Cork's attacking verve but with Galway you’re in the dark
All-Ireland hurling quarter-final, Semple Stadium, Thurles, Sunday, 4.0pm (Live on RTE)
Galway’s David Collins. His influence on his team’s defence extends far beyond his position. Photograph: INPHO/Cathal Noonan
The day of deliverance – or otherwise – arrives on Sunday for the last candidates in a hurling summer still trying to discover what it is about. Recent championships have been aflame with superlatives anointing them as the greatest ever and this year’s version came with rave advance notices. It hasn’t happened. Kilkenny and Tipperary have kept up their part of the bargain by confirming that they are, once again, the big two. A double bill in Thurles will reveal their August opposition.
Waterford, who have provided most of the buzz of the hurling year, will hope to build on their league success by taking Dublin’s scalp when the team’s meet at 2pm.
Galway and Cork have the main billing at 4pm. Both counties can at once feel heartened and haunted by coming within a hair’s breadth of an unexpected All-Ireland in recent years, and if there is to be a challenge to the big two it is likely to emerge from this pairing.
As Anthony Cunningham anticipated playing Cork in this year’s league, he jokingly said there may not be much point in showing up given the scores which Jimmy Barry Murphy’s team were posting in the early part of the year. Now that both counties have reached the critical point of their season, that concern remains for Galway.
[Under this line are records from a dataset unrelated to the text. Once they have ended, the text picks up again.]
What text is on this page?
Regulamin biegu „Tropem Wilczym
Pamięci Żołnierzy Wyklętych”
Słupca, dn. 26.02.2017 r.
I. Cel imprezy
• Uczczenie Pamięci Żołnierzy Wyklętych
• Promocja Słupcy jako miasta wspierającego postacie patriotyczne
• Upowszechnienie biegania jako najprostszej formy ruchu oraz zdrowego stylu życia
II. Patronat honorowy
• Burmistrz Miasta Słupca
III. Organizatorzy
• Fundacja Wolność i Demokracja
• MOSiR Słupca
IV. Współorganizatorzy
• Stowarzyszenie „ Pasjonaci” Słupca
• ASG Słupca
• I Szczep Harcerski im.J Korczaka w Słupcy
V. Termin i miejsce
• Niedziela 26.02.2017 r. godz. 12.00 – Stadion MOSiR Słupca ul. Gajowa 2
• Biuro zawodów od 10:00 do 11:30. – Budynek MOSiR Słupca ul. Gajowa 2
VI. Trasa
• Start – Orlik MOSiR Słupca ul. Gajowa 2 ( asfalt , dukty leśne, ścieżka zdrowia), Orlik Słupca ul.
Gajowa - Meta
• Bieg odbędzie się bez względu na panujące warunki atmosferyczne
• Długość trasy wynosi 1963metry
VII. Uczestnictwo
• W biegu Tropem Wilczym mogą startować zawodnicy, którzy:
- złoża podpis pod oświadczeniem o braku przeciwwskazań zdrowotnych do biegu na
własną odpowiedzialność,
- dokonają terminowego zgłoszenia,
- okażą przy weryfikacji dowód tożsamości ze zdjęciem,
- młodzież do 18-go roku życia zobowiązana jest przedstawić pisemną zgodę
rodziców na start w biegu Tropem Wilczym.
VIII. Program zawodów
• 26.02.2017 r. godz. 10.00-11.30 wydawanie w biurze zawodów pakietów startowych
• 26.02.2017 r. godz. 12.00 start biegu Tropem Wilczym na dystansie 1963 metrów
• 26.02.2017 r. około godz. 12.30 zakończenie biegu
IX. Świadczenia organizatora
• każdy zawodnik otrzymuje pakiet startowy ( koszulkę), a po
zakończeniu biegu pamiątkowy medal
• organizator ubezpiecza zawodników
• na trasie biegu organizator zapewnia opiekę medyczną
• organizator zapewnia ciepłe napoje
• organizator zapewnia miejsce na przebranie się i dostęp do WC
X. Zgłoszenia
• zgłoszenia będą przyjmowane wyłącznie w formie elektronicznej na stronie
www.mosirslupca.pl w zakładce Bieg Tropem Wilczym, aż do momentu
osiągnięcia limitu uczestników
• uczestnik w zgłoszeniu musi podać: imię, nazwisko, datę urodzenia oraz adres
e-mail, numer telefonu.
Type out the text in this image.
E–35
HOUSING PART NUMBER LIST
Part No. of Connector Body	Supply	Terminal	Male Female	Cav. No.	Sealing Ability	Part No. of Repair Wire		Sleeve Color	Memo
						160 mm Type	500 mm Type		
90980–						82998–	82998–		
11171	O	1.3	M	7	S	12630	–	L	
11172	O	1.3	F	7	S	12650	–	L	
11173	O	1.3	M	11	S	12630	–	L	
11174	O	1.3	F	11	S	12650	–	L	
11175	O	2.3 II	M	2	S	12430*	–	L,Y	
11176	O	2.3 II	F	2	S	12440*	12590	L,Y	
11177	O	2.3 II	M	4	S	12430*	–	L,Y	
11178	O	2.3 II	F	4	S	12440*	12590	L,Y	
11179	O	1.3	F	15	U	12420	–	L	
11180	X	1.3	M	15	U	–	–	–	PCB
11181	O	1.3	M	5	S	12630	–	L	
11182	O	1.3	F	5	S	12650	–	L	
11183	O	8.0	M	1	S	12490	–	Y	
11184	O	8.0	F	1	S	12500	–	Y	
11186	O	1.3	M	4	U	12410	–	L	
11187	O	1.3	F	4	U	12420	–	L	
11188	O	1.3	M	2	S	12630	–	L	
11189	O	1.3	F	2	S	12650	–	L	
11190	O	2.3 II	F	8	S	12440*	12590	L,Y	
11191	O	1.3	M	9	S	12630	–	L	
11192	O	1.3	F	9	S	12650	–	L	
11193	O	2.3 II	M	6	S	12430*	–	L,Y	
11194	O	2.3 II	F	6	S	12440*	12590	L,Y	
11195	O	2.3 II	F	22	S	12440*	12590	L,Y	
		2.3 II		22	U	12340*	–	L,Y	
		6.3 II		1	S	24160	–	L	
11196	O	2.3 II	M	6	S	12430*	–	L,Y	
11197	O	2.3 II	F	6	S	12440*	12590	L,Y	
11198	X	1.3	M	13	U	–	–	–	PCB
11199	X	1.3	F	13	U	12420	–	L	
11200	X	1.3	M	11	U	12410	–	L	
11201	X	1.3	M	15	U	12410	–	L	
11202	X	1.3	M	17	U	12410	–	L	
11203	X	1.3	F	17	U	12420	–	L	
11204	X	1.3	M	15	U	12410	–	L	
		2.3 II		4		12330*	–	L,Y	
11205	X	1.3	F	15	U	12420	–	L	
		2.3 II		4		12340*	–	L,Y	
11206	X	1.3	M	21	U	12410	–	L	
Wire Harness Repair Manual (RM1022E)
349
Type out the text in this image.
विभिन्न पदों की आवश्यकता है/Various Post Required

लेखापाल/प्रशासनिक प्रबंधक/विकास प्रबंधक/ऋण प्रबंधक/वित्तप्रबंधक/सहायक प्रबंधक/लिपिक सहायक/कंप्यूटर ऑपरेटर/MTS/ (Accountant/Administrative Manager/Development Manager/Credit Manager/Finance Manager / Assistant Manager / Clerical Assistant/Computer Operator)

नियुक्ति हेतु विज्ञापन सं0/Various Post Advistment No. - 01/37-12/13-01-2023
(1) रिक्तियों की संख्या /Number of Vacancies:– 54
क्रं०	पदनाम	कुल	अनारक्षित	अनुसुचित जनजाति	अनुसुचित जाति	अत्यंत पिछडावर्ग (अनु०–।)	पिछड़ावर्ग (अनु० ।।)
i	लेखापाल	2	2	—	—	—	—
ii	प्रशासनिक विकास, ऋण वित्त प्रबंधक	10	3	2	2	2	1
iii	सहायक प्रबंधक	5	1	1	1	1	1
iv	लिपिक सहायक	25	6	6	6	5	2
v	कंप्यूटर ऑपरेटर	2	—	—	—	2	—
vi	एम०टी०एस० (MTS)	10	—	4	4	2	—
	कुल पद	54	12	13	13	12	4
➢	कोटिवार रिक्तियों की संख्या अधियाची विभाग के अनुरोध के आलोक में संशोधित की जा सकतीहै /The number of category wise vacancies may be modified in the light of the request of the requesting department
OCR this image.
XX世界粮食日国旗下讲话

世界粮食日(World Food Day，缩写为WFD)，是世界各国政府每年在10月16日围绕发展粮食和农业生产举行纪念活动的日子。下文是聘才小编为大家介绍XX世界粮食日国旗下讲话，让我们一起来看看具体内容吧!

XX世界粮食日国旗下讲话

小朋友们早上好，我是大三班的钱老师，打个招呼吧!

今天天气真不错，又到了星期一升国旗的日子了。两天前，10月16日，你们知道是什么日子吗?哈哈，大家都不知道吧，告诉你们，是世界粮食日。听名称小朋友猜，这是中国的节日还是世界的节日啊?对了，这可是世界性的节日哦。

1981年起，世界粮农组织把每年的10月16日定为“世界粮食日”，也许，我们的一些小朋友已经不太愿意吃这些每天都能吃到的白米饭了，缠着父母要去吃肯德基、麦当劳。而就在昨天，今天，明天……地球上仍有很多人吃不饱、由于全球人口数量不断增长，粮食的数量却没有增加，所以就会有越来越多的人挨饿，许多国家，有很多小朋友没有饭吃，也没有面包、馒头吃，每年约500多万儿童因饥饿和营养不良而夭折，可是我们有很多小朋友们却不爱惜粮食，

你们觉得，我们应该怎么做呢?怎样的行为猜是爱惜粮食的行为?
After stuttering in the league and championship against Waterford, Cork have begun to recover some of that attacking verve. The 20 wides they registered in knocking Clare out of the All-Ireland were a concern but they occurred on a dismal evening and paired with the 0-20 which the team registered, they are creating scoring chances at a serious rate.
The return to fitness of David Collins is heartening for Galway as his influence in the team’s defence extends far beyond his position. Organising his defence to limit the space afforded to Seamus Harnedy and Pa Cronin to exploit is a key task for Cunningham.
Nobody is quite sure what Galway will produce in these knockout games. Joe Canning’s delightful hammer blow of a goal against Kilkenny was another reminder of the fact that that Galway have a contemporary genius. But too much of his career has been curtailed by quarter-final exits.The team has lost 11 of their last 13 encounters in the last eight.
Cyril Donnellan has brought energy and a ferocious work rate to the attack, and in Cathal Mannion and Jason Flynn operating in Canning’s vicinity, Galway have the potential to hurt teams with goals.
JBM’s team kept clean sheets against Wexford and Clare and implemented a specific and successful man-marking job on Tony Kelly. If Cork double up on Canning, the obligation falls on Galway’s younger forward stars to exploit that space and Jonathan Glynn has proven himself an able ball winner if Canning needs to vacate the edge of the square.
This is a very physically imposing Galway team but they have lost a wealth of experience since their near burst for glory in 2012. Maroon fans will expect to see a tidier touch from the Galway collective than in the Leinster final and an avoidance of the sort of total collapse which they suffered against Tipperary last year.
Cork will achieve a certain level of performance whereas Galway bring their crowd to Semple Stadium in the dark as to what they can expect. They have the hurling within them: showing it has too often been their problem. With Galway it is always just a hunch that they are due a good day. Sunday could be one of those.
CORK: A Nash; S O’Neill, B Murphy, S McDonnell; D Cahalane, M Ellis, C Murphy; A Walsh,D Kearney; B Lawton, P Cronin, B Cooper; C Lehane, S Harnedy, P Horgan.